Ok, I think I find what cause it. calcite checks if expression node is equal to row fields https://github.com/apache/calcite/blob/dec167ac18272c0cd8be477d6b162d7a31a62114/core/src/main/java/org/apache/calcite/tools/RelBuilder.java#L2068C5-L2069C63 using RexUtil.isIdentity method:

 public static boolean isIdentity(List<? extends RexNode> exps,
      RelDataType inputRowType) {
    return inputRowType.getFieldCount() == exps.size()
        && containIdentity(exps, inputRowType, Litmus.IGNORE);
  }

This is the problematic part inputRowType.getFieldCount() == exps.size()

In the failing example, we have row with wider schema from what we actually select. most of our schemas has much more data from what we select, identifying the row as not identical row causes it to create a project with fields as they appear in the select , meaning with their alias and not with their origin field name.

And then it is ignored in the "rename" method later on https://github.com/apache/calcite/blob/dec167ac18272c0cd8be477d6b162d7a31a62114/core/src/main/java/org/apache/calcite/tools/RelBuilder.java#L2130

and alias is skipped

https://github.com/apache/calcite/blob/dec167ac18272c0cd8be477d6b162d7a31a62114/core/src/main/java/org/apache/calcite/tools/RelBuilder.java#L2142

I believe the isIdentity check can cause more issues, and we must understand why this is enforced? isn't it valid to have different size of fields in select from what we have in the schema?

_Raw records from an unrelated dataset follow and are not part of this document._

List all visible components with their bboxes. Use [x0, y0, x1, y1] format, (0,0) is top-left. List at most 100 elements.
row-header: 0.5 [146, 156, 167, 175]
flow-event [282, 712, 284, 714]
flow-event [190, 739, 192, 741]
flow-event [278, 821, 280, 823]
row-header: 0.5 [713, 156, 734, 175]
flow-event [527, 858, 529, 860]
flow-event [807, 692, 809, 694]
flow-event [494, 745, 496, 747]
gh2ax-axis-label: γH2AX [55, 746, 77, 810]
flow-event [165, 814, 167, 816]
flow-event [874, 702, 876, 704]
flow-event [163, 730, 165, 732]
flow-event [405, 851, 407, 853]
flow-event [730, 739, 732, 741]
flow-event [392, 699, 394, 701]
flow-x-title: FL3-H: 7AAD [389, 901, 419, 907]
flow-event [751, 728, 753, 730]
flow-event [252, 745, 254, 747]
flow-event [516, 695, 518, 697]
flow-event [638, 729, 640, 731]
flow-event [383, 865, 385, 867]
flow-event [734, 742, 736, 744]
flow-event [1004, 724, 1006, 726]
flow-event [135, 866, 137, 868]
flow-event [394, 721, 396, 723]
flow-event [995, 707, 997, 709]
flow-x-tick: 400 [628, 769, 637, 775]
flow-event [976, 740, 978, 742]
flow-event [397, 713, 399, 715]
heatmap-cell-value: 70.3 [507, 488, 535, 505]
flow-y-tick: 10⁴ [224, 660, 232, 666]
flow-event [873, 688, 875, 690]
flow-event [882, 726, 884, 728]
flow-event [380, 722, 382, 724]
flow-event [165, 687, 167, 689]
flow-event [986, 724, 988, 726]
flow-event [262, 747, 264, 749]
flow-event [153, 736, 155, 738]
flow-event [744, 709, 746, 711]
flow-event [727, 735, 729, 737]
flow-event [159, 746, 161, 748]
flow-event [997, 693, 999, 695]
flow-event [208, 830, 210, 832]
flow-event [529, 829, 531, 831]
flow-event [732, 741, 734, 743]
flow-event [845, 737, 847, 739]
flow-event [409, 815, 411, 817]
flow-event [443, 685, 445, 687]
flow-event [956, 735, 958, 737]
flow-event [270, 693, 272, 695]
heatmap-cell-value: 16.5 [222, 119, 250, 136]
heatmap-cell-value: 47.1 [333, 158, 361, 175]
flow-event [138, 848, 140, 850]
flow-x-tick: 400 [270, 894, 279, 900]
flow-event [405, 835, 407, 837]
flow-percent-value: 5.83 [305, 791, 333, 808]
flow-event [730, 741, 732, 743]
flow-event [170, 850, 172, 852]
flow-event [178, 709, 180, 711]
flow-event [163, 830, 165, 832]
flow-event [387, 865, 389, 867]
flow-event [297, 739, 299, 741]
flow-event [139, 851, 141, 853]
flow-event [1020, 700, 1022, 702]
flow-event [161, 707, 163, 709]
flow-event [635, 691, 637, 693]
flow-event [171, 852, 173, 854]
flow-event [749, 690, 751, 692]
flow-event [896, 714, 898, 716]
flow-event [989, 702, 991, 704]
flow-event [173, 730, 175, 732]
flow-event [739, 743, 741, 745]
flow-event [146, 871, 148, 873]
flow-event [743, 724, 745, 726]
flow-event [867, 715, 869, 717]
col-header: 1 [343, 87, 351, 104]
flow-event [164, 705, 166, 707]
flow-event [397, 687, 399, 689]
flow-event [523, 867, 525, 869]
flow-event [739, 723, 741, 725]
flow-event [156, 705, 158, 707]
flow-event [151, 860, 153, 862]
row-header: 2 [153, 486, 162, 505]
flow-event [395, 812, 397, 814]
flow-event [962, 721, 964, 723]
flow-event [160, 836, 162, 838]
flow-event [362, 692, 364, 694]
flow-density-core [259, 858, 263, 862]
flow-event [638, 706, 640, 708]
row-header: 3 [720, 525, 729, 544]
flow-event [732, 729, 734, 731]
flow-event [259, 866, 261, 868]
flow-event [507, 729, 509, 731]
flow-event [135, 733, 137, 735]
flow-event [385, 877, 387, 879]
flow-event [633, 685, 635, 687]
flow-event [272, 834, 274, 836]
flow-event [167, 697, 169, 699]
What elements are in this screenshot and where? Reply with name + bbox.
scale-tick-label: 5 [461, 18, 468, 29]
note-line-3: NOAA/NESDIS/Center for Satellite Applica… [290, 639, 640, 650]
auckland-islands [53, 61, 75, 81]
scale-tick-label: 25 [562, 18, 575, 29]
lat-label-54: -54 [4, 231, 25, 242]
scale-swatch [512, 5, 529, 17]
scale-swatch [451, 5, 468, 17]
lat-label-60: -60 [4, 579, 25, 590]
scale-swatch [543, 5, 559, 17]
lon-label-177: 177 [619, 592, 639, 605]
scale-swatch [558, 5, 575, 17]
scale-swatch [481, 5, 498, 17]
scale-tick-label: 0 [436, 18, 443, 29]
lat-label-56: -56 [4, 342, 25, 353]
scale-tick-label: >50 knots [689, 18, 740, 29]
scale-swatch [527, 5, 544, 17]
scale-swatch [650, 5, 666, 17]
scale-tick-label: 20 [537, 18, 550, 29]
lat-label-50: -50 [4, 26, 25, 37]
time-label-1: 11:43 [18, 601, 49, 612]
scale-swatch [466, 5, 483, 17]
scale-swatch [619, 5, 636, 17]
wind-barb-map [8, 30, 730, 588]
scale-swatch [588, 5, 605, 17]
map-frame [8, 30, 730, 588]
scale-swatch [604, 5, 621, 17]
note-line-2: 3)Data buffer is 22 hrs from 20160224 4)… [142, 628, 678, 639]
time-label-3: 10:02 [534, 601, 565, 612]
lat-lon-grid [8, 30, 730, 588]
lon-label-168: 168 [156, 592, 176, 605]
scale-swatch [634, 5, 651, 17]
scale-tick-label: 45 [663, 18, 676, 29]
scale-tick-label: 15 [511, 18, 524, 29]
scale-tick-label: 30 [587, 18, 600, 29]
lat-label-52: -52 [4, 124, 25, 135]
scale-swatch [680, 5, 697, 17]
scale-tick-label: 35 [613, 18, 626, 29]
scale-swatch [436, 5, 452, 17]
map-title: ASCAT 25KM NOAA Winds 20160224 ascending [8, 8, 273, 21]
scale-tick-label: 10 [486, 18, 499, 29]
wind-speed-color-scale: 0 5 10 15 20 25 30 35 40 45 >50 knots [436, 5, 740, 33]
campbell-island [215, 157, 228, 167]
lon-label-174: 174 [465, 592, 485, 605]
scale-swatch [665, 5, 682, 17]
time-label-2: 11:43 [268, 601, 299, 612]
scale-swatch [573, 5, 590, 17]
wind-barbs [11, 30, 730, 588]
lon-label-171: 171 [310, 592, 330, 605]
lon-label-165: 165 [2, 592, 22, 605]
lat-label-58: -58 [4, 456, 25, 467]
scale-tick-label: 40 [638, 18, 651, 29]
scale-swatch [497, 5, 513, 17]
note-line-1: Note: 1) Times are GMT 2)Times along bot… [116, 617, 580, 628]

In our case we have one big row and we run on it different queries, each with different fields in the select.

brachipa commented 6 months ago

I also tried run calcite (same version as beam uses) unit test with the same query and it works fine, with my fix and without my fix. I think it sounds like an issue in beam added in org.apache.calcite.test.JdbcTest

  @Test void testSimple() {
    final String sql = "select \"name\" as n1, count(*) as c\n"
        + "from \"hr\".\"emps\" group by \"name\"";
    CalciteAssert.that()
        .with(CalciteAssert.Config.REGULAR)
        .query(sql)
        .returns("N1=Theodore; C=1\nN1=Eric; C=1\nN1=Bill; C=1\nN1=Sebastian; C=1\n");
  }
kennknowles commented 6 months ago

Wow nice detective work. If we still see it in Beam but not Calcite then it must be one of our optimization rules. I would look at the debug trace for when it goes wrong. Or with a short test like that, maybe just brute force removing one rule at a time. Or remove all the optimization rules and add them back one at a time.

brachipa commented 6 months ago

Yes, removing BeamAggregateProjectMergeRule helps. same for keeping this rule and fixing the isIdentity The rule for itself is valid, but because of the calcite issue with the "isIdentity" the rule optimization gives us an invalid column name.

Fix can be in beam side or in calcite side....

liferoad commented 6 months ago

@brachipa would you like to do a PR on Beam to give it a try?

brachipa commented 6 months ago

opened a PR (with my personal user) FYI

kennknowles commented 6 months ago

Thank you!!